Snake needed help. I initiated a scan of REX’s drive system. I ran the self-diagnostics and got back a full report of damage to each of the robot’s components. I didn’t have time to look at every detail, but drawing on old sense-memories of testing the Metal Gear, I managed a rough diagnosis of REX’s state.

“Snake,” I said, “I think I might be able to get it working!”

I disconnected the Mk. III’s manipulator, switched its wheels to magnetic mode, and climbed REX’s leg. If I could get into the cockpit on the front of the Metal Gear’s nose, I could put the robot’s knee-fired antitank missiles to use.

“Now,” Vamp said, “amuse me until they arrive.”

He leapt down from the second floor and stuck a four-point landing. He held in a crouch and stared at Snake, licking his lips. Snake cursed, raised his M4, and began to fire.

Vamp evaded the gunfire with astonishing agility.

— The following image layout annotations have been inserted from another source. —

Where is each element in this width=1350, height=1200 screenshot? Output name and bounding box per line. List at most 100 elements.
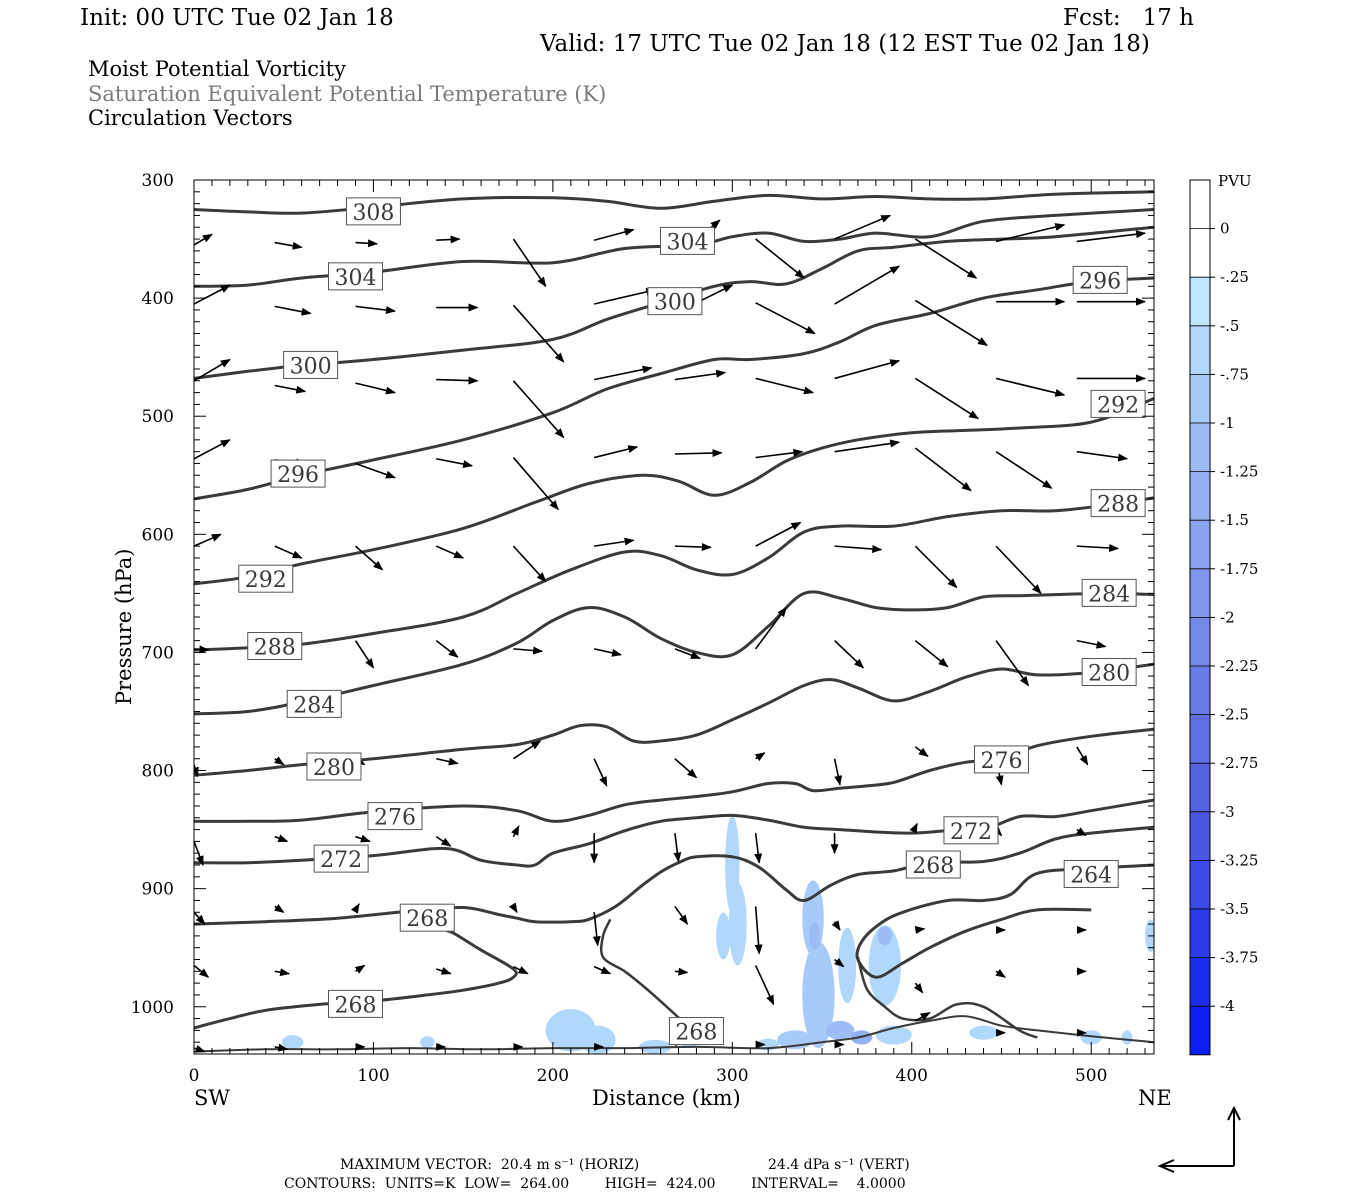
circulation-vector-47 [1076, 450, 1129, 462]
circulation-vector-53 [594, 537, 635, 547]
colorbar-label-6: -1.5 [1220, 511, 1249, 529]
circulation-vector-102 [674, 905, 689, 925]
circulation-vector-60 [194, 645, 210, 654]
colorbar-swatch-15 [1190, 909, 1210, 958]
pv-shading-10 [868, 925, 901, 1006]
circulation-vector-5 [593, 228, 635, 242]
x-tick-label-300: 300 [716, 1066, 748, 1086]
circulation-vector-34 [995, 377, 1066, 397]
colorbar-swatch-7 [1190, 520, 1210, 569]
circulation-vector-75 [436, 757, 459, 766]
colorbar-label-3: -.75 [1220, 365, 1249, 383]
svg-text:272: 272 [320, 848, 362, 873]
svg-text:296: 296 [277, 463, 319, 488]
contour-292-4 [194, 397, 1154, 586]
circulation-vector-80 [833, 758, 843, 786]
circulation-vector-28 [512, 380, 565, 439]
svg-text:268: 268 [675, 1021, 717, 1046]
contour-308-0 [194, 190, 1154, 215]
contour-label-280-b6: 280 [1081, 658, 1137, 687]
circulation-vector-9 [914, 238, 978, 279]
colorbar-swatch-2 [1190, 277, 1210, 326]
circulation-vector-38 [355, 462, 396, 479]
max-vector-horiz: MAXIMUM VECTOR: 20.4 m s⁻¹ (HORIZ) [340, 1157, 640, 1173]
field-title-vectors: Circulation Vectors [88, 106, 293, 130]
colorbar-label-5: -1.25 [1220, 463, 1258, 481]
y-tick-label-900: 900 [142, 880, 174, 900]
circulation-vector-32 [834, 359, 901, 380]
circulation-vector-41 [593, 445, 639, 459]
circulation-vector-57 [914, 545, 958, 589]
circulation-vector-105 [914, 926, 926, 934]
circulation-vector-97 [274, 903, 285, 913]
circulation-vector-96 [194, 911, 206, 925]
colorbar-swatch-5 [1190, 423, 1210, 472]
circulation-vector-62 [354, 640, 375, 669]
circulation-vector-90 [673, 833, 682, 863]
circulation-vector-98 [350, 903, 360, 914]
circulation-vector-67 [755, 606, 787, 650]
contour-label-300-2: 300 [283, 350, 339, 379]
colorbar-label-11: -2.75 [1220, 754, 1258, 772]
circulation-vector-64 [513, 646, 544, 655]
circulation-vector-116 [834, 957, 845, 968]
circulation-vector-25 [274, 384, 307, 394]
circulation-vector-85 [274, 834, 289, 843]
valid-time: Valid: 17 UTC Tue 02 Jan 18 (12 EST Tue … [540, 31, 1150, 57]
y-tick-label-800: 800 [142, 762, 174, 782]
reference-vector-arrows [1157, 1105, 1241, 1173]
circulation-vector-101 [592, 912, 601, 947]
colorbar-swatch-14 [1190, 860, 1210, 909]
colorbar-swatch-17 [1190, 1006, 1210, 1055]
x-tick-label-500: 500 [1075, 1066, 1107, 1086]
circulation-vector-110 [354, 964, 366, 974]
circulation-vector-26 [355, 382, 396, 395]
contour-label-280-7: 280 [306, 752, 362, 781]
colorbar-swatch-4 [1190, 374, 1210, 423]
circulation-vector-68 [834, 640, 865, 669]
circulation-vector-40 [512, 457, 559, 511]
svg-text:308: 308 [352, 201, 394, 226]
circulation-vector-0 [194, 233, 213, 246]
contour-info: CONTOURS: UNITS=K LOW= 264.00 HIGH= 424.… [284, 1176, 906, 1192]
colorbar-swatch-0 [1190, 180, 1210, 229]
contour-288-5 [194, 496, 1154, 652]
colorbar-swatch-13 [1190, 811, 1210, 861]
circulation-vector-44 [834, 439, 901, 453]
y-tick-label-700: 700 [142, 643, 174, 663]
circulation-vector-129 [914, 1011, 931, 1022]
svg-text:288: 288 [254, 636, 296, 661]
forecast-hour: Fcst: 17 h [1063, 5, 1194, 31]
circulation-vector-58 [995, 545, 1042, 595]
colorbar-label-9: -2.25 [1220, 657, 1258, 675]
circulation-vector-52 [512, 545, 547, 583]
colorbar-swatch-6 [1190, 471, 1210, 521]
colorbar-label-1: -.25 [1220, 268, 1249, 286]
circulation-vector-76 [512, 740, 542, 760]
circulation-vector-50 [354, 545, 384, 571]
colorbar-label-14: -3.5 [1220, 900, 1249, 918]
pv-shading-1 [545, 1009, 596, 1052]
circulation-vector-81 [914, 746, 929, 758]
contour-label-304-b0: 304 [659, 226, 715, 255]
colorbar-swatch-8 [1190, 568, 1210, 618]
circulation-vector-39 [436, 457, 474, 469]
colorbar-label-10: -2.5 [1220, 706, 1249, 724]
contour-label-292-b3: 292 [1090, 389, 1146, 418]
circulation-vector-49 [274, 545, 303, 559]
circulation-vector-93 [909, 822, 918, 834]
x-tick-label-400: 400 [896, 1066, 928, 1086]
colorbar-label-13: -3.25 [1220, 851, 1258, 869]
svg-text:280: 280 [313, 756, 355, 781]
pv-shading-17 [969, 1025, 998, 1040]
circulation-vector-113 [593, 965, 612, 975]
svg-text:268: 268 [334, 993, 376, 1018]
circulation-vector-21 [914, 299, 988, 347]
circulation-vector-1 [274, 241, 303, 250]
circulation-vector-51 [435, 545, 465, 559]
circulation-vector-79 [754, 752, 766, 762]
colorbar-units: PVU [1218, 172, 1252, 190]
circulation-vector-114 [674, 967, 689, 976]
circulation-vector-112 [513, 965, 529, 975]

Some of the nosferatu’s speed might have been from the US Army power-assist armor he wore over his legs. But the movements of his back and legs easily surpassed mortal limits, mechanical aid or not.

Snake needed to get close. He and I had come up with a plan on
Nomad
to handle the deathless man. If my conjecture were correct, Vamp’s immortality could be stripped away.

Snake could only succeed if Vamp remained unaware. My idea wasn’t a sure thing—far from it—but Snake understood that the fight’s outcome hinged upon a single moment. He fired the M4, shrewdly orchestrating the opening we needed.

The next crucial step came: Vamp wielded a knife.

The bloodsucker sent out a volley of throwing daggers. Snake twisted to the side, evading them by inches, save for the one aimed at his head, which grazed the burn wound on his face. The shallow cut into Snake’s scarred skin let out a trickle of blood. Seeing the line of red across Snake’s cheek, Vamp licked his lips—perhaps anticipating the taste.

Vamp pressed in on Snake. Our plan required luring the immortal in, yet the closer he got to Snake, the greater the danger.

Our sole chance of defeating the nosferatu would come at the moment of greatest risk. When the M4’s magazine ran out of bullets, Snake didn’t reload. Instead, he dropped the rifle to rest on its sling, brought out his knife, and took the CQC stance. Vamp accepted the invitation and closed the distance. The moment we’d been waiting for had finally arrived.